"A dimensão da destruição causada pelo colapso do dique do río Cavaco em Angola levanta sérias preocupações sobre a capacidade das autoridades de prevenir e responder a riscos previsiveis", afirmou Sheila Nhancale, investigadora para África da HRW, citada num comunicado da organização de defesa dos direitos humanos.
"As familias afetadas precisam de ajuda humanitária imediata e de respostas sobre como o dique colapsou", acrescentou.
A rutura do dique aconteceu no dia 12 de abril de 2026, na sequência de chuvas intensas, provocando inundações na cidade de Benguela, sul de Angola.
Segundo dados oficiais, pelo menos 19 pessoas morreram e 31 foram dadas como desaparecidas, contabilizando-se ainda 1.540 habitações destruidas, 3.871 danificadas e 2.586 inundadas.
Em maio de 2026, a HRW entrevistou oito pessoas na província de Benguela, incluindo residentes das comunidades afetadas, um jornalista, dois advogados que apoiam familias deslocadas, um voluntário e um ativista local, tendo também analisado imagens de satélite do dia seguinte à rutura que mostram o dique visualmente destruído em pelo menos três pontos e duas pontes sobre o rio danificadas.
Testemunhos recolhidos pela organização apontam para anos de degradação sem manutenção da infraestrutura. "O dique que protegia a cidade não tinha manutenção desde 2002, são mais de 20 anos de deterioração", disse o jornalista Dino Calei, citado pela HRW.
Um residente de 35 anos do bairro de Calomanga, também citado pela organização, afirmou que os moradores alertaram as autoridades em consultas públicas com o administrador local e através da rádio, sem que qualquer ação fosse tomada. "Por volta das 08:00, a água do rio Cavaco entrou no bairro sem qualquer aviso. Tentámos salvar crianças e idosos, mas muitos morreram", disse, acrescentando ter visto 13 corpos e ajudado a recuperar olto.
No início de maio, mais de 300 pessoas dormiam ainda ao relento em partes de Calomanga, com acesso limitado a assistência, segundo o mesmo testemunho.
As condições nos centros de acolhimento estabelecidos pelo governo provincial - no Campismo antigo, no Campismo novo, no Estádio Nacional do Ombaka e noutras instalações públicas e religiosas - foram também duramente criticadas pela HRW devido à falta de condições sanitárias e de privacidade.

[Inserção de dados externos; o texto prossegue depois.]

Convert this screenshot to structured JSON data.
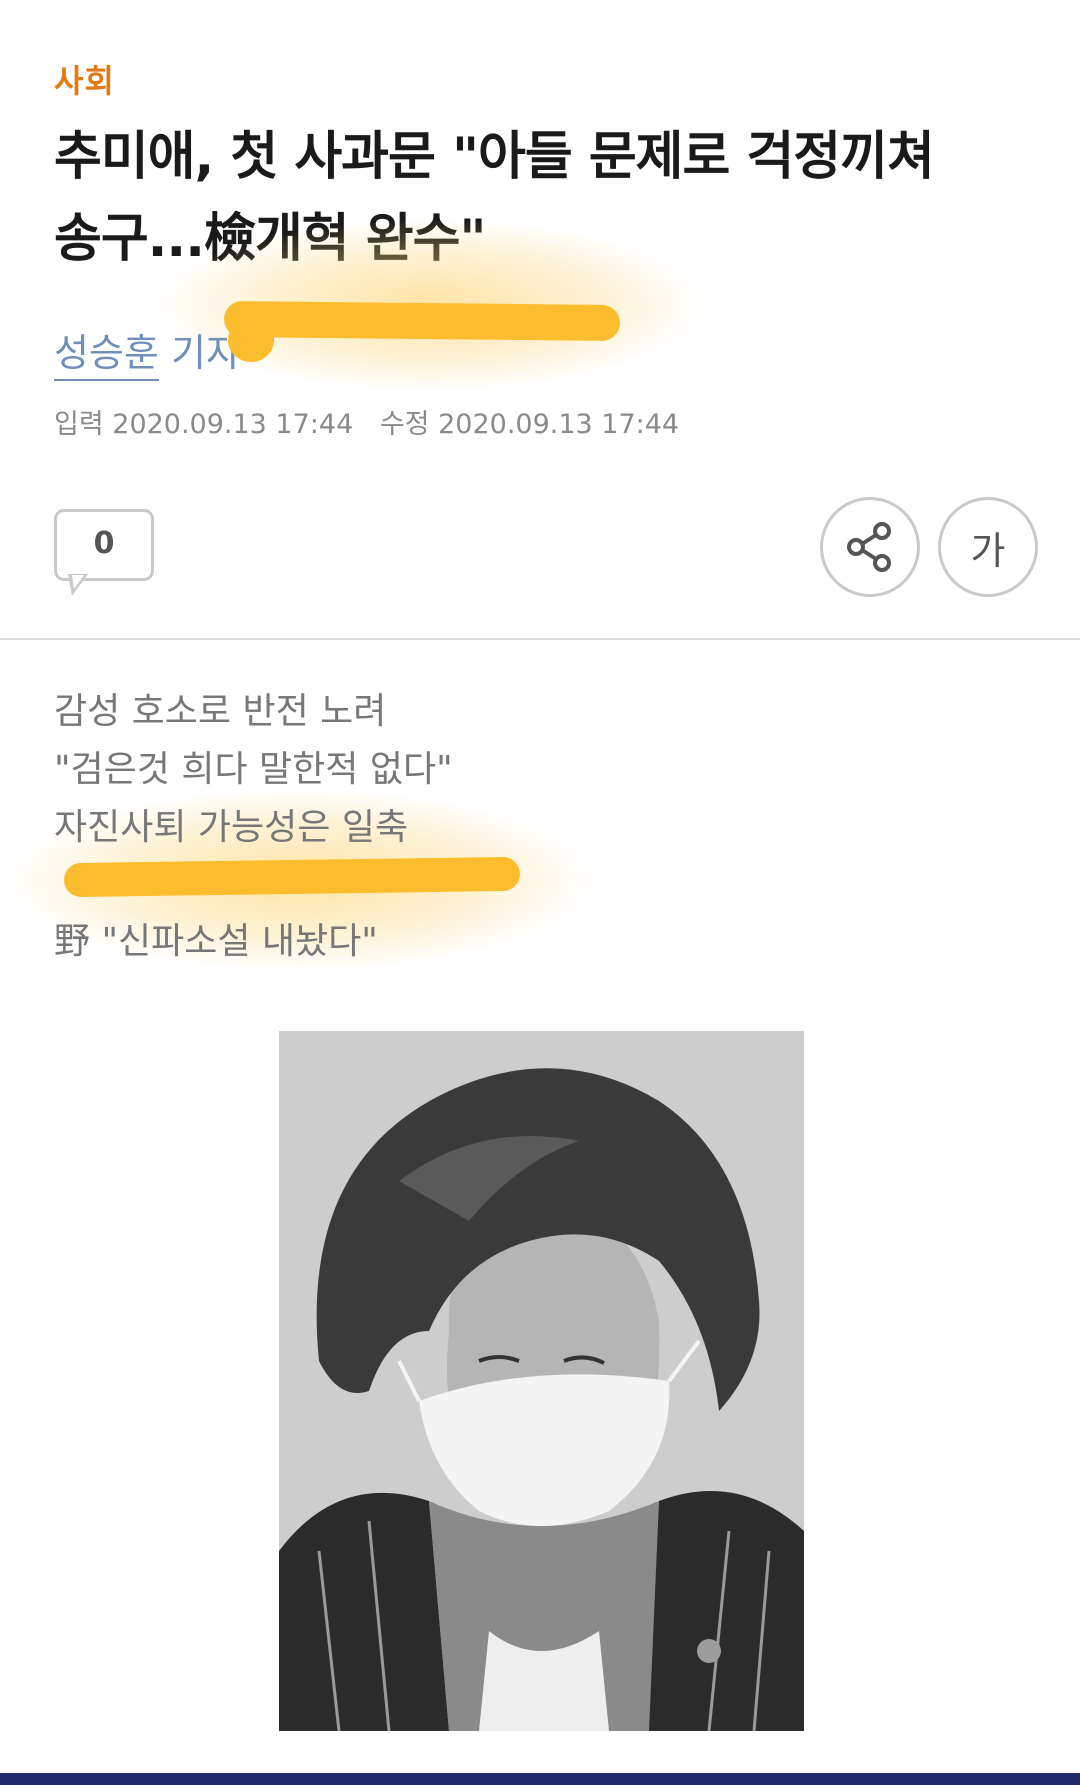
{
  "article": {
    "section": "사회",
    "headline_line1": "추미애, 첫 사과문 \"아들 문제로 걱정끼쳐",
    "headline_line2": "송구...檢개혁 완수\"",
    "reporter_name": "성승훈",
    "reporter_role": "기자",
    "published": "입력 2020.09.13 17:44",
    "modified": "수정 2020.09.13 17:44"
  },
  "actions": {
    "comment_count": "0",
    "font_size_label": "가"
  },
  "summary": [
    "감성 호소로 반전 노려",
    "\"검은것 희다 말한적 없다\"",
    "자진사퇴 가능성은 일축",
    "野 \"신파소설 내놨다\""
  ],
  "colors": {
    "section": "#e07b14",
    "byline": "#6f8fb8",
    "highlight": "#fbbd2e",
    "bottom_bar": "#1f2a6b"
  },
  "icons": [
    "share-icon",
    "comment-bubble-icon"
  ]
}
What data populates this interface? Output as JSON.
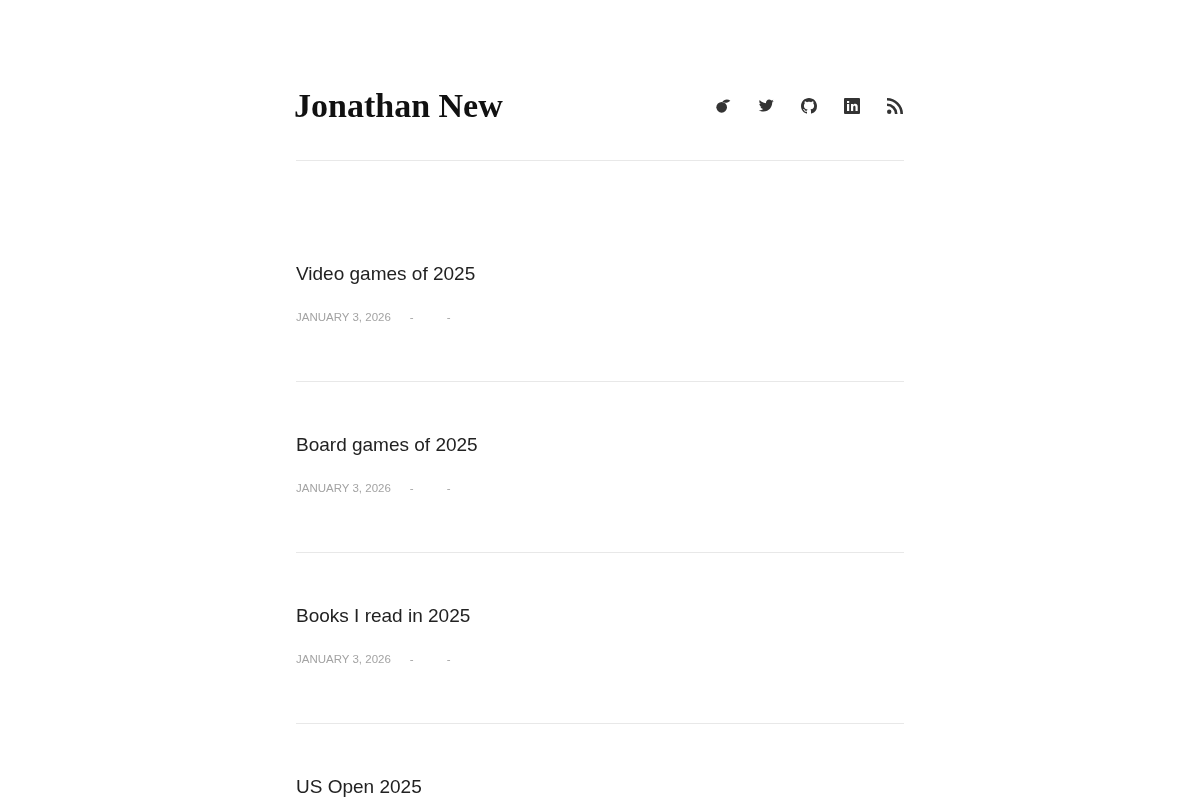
{
  "site_title": "Jonathan New",
  "posts": [
    {
      "title": "Video games of 2025",
      "date": "JANUARY 3, 2026",
      "separators": [
        "-",
        "-"
      ]
    },
    {
      "title": "Board games of 2025",
      "date": "JANUARY 3, 2026",
      "separators": [
        "-",
        "-"
      ]
    },
    {
      "title": "Books I read in 2025",
      "date": "JANUARY 3, 2026",
      "separators": [
        "-",
        "-"
      ]
    },
    {
      "title": "US Open 2025"
    }
  ]
}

O ativista Tiago Ngana acusou, por sua vez, as autoridades de distribuição desigual da assistência.
No comunicado destaca-se que as chelas em Benguela ocorreram semanas depois de chuvas intensas também terem causado inundações significativas em Luanda, onde pelo menos uma dezena de pessoas morreram e milhares de habitações foram afetadas, sublinhando-se o caráter recorrente das inundações em Angola e a persistência de vulnerabilidades estruturais.
Para a HRW, a preparação, prevenção e resposta a desastres das autoridades angolanas "têm sido inadequadas", incluindo os sistemas de drenagem, face à "capacidade limitada para mitigar riscos em áreas urbanas densamente povoadas".
A HRW lembra que Angola é signatária de tratados internacionais sobre direitos humanos e proteção de desalojados que obrigam os governos a prevenir riscos previsíveis, mitigar o seu impacto e proteger os direitos à vida, à integridade física, a uma habitação adequada, à saúde e à segurança.
"Os governos têm a obrigação não só de responder em situações de emergència, mas também de defender os direitos humanos das suas populações", reforça Sheila Nhancale, instando as autoridades angolanas a garantirem assistência imediata e assumirem responsabilidades pelo que correu mal.